Subdivision development now centered

Five years after public opposition shut it down, a planned subdivision between Porter Creek and Yukon College is back on the table.

Five years after public opposition shut it down, a planned subdivision between Porter Creek and Yukon College is back on the table.

Called Porter Creek D, the development generally looks like a 400-unit residential community, parallel to McIntyre Creek, tucked in between Mountainview Drive and the Alaska Highway.

Concerns about wildlife and recreation in the area killed the proposal in 2005.

Today, environmental concerns will make the project fly, said Mike Gau, Whitehorse’s manager of planning and development services.

“In some ways, we have the same values,” he said.

The city doesn’t want to destroy more wild land, so it has decided to develop in the city.

The proposed site for Porter Creek D is only about three kilometres from the geographical city centre, he said.

The exact centre of Whitehorse is atop Two Mile Hill.
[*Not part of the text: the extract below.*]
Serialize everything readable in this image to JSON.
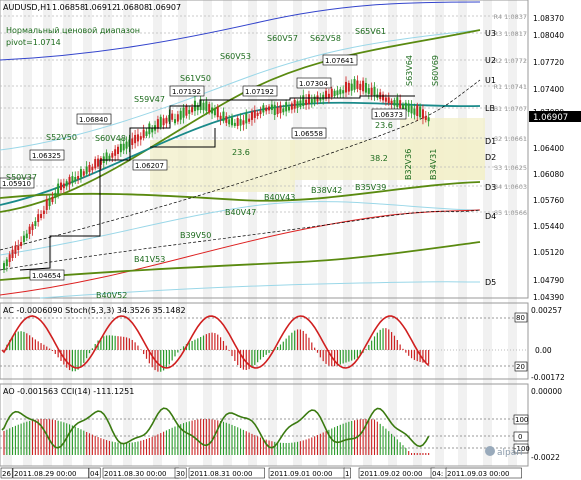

The idea is to keep our urban development contained, said Gau, for the sake of environmental protection.

“Our philosophy is that the bigger environmental gain is by protecting the larger, undisturbed areas and keeping the disturbed areas contained,” he said. “The area’s largely impacted right now by humans, through recreation, through past roads. There’s a water pipeline running through the area already, there are power lines. A lot of the infrastructure is nearby or even in place.”

The municipal and territorial governments have just approved an agreement to start planning the project.

But that doesn’t mean the subdivision will be built, Gau said.

Everything that was done in 2005 will need to be reviewed and revised, he said.

Consultation will be conducted by the firm planning the project, he added.

It’s important to do this right, said Coun. Ranj Pillai, noting groups like the Yukon Conservation Society should be included.